7 Il faut ici mentionner l’existence des plantes domestiques, dotées du « gène de la domestication » (cf. J. PERNÈS, « La génétique et la domestication des céréales », Le Cep n°99, juin 2022, p. 82), et même des minéraux domestiques : fer, or, argent, silex, etc., dont les propriétés leur permettent d’accompagner le genre humain tout au long de son parcours terrestre.

8 La Bible hébraïque emploie cette formule étrange : « toute chair avait pervertiדרכו darkô sa voie, son chemin » (Gn 6, 12). Avec les manipulations génétiques et les mœurs contre nature, ne sommes-nous pas en train de revivre un moment analogue, incitant ainsi le Créateur à une nouvelle intervention ?
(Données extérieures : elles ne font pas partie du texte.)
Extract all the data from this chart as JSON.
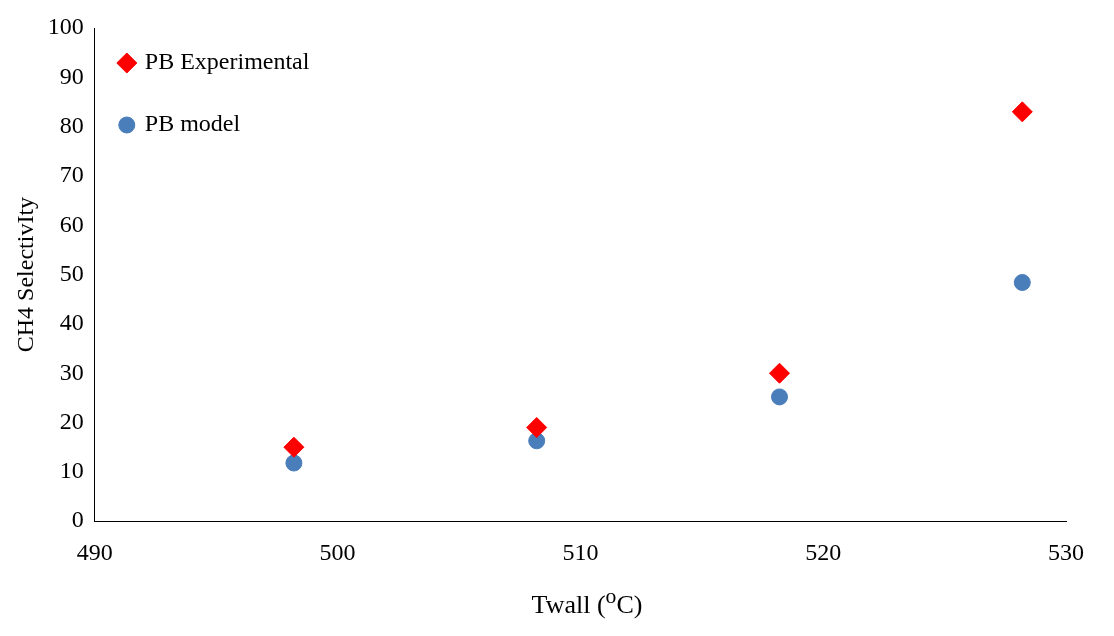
{
  "chart_data": {
    "type": "scatter",
    "xlabel": "Twall ($^{o}$C)",
    "ylabel": "CH4 SelectivIty",
    "x": [
      498.2,
      508.2,
      518.2,
      528.2
    ],
    "series": [
      {
        "name": "PB Experimental",
        "color": "#ff0000",
        "marker": "diamond",
        "values": [
          15,
          19,
          30,
          83
        ]
      },
      {
        "name": "PB model",
        "color": "#4a7ebb",
        "marker": "circle",
        "values": [
          11.8,
          16.3,
          25.2,
          48.4
        ]
      }
    ],
    "xlim": [
      490,
      530
    ],
    "xticks": [
      490,
      500,
      510,
      520,
      530
    ],
    "ylim": [
      0,
      100
    ],
    "yticks": [
      0,
      10,
      20,
      30,
      40,
      50,
      60,
      70,
      80,
      90,
      100
    ],
    "grid": false,
    "legend": "top left"
  }
}
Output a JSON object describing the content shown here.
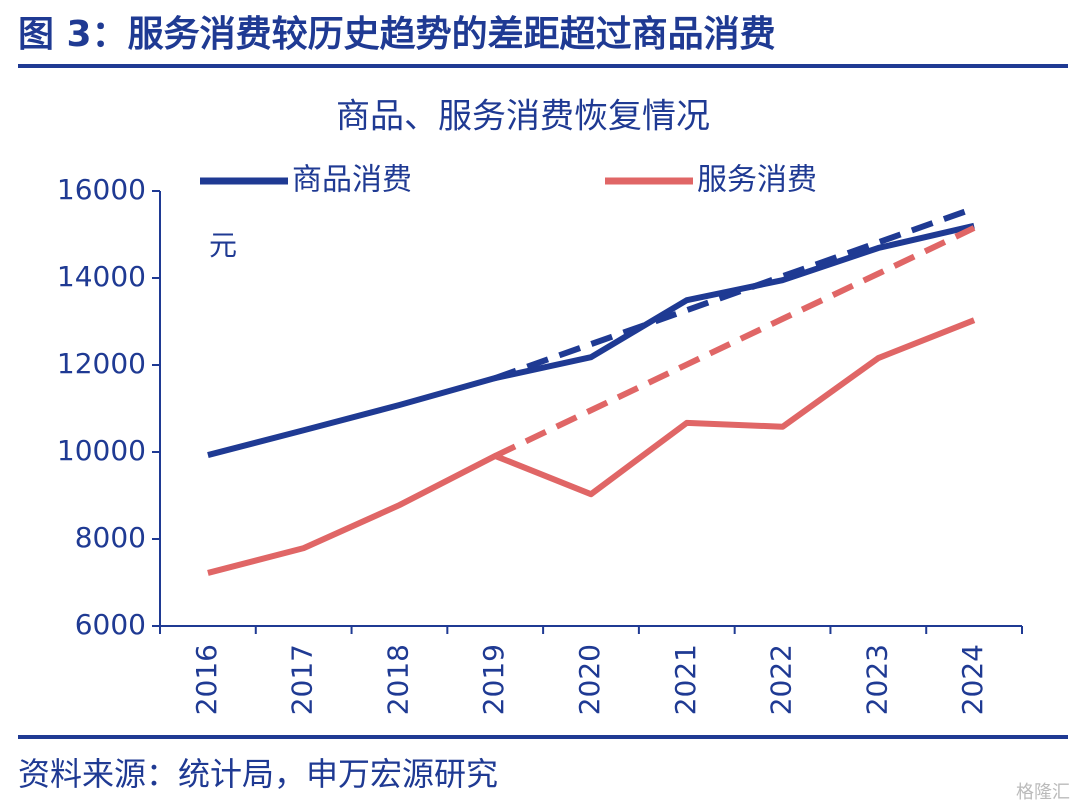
{
  "header": {
    "title": "图 3：服务消费较历史趋势的差距超过商品消费"
  },
  "chart_data": {
    "type": "line",
    "title": "商品、服务消费恢复情况",
    "y_unit": "元",
    "categories": [
      "2016",
      "2017",
      "2018",
      "2019",
      "2020",
      "2021",
      "2022",
      "2023",
      "2024"
    ],
    "series": [
      {
        "name": "商品消费",
        "color": "#1f3a93",
        "values": [
          9930,
          10500,
          11080,
          11700,
          12180,
          13490,
          13950,
          14690,
          15200
        ]
      },
      {
        "color": "#1f3a93",
        "dash": true,
        "values": [
          null,
          null,
          null,
          11700,
          12480,
          13260,
          14040,
          14820,
          15600
        ]
      },
      {
        "name": "服务消费",
        "color": "#e06666",
        "values": [
          7220,
          7790,
          8780,
          9910,
          9030,
          10670,
          10580,
          12160,
          13030
        ]
      },
      {
        "color": "#e06666",
        "dash": true,
        "values": [
          null,
          null,
          null,
          9910,
          10960,
          12010,
          13060,
          14100,
          15150
        ]
      }
    ],
    "ylim": [
      6000,
      16000
    ],
    "yticks": [
      6000,
      8000,
      10000,
      12000,
      14000,
      16000
    ],
    "grid": false
  },
  "footer": {
    "source": "资料来源：统计局，申万宏源研究",
    "watermark": "格隆汇"
  }
}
9 Cf. John SANFORD, L’entropie génétique, Le Séquestre, Éd. La Lumière, 2019 (commentaires et extraits significatifs dans Le Cep n° 89).

10 Ainsi la vache charolaise l’emporte par le taux de viande utile rapportée au poids de la carcasse, mais les vêlages sont difficiles, et la race, comme toutes les variétés obtenues par sélection d’ailleurs, ne survivrait pas dans la nature.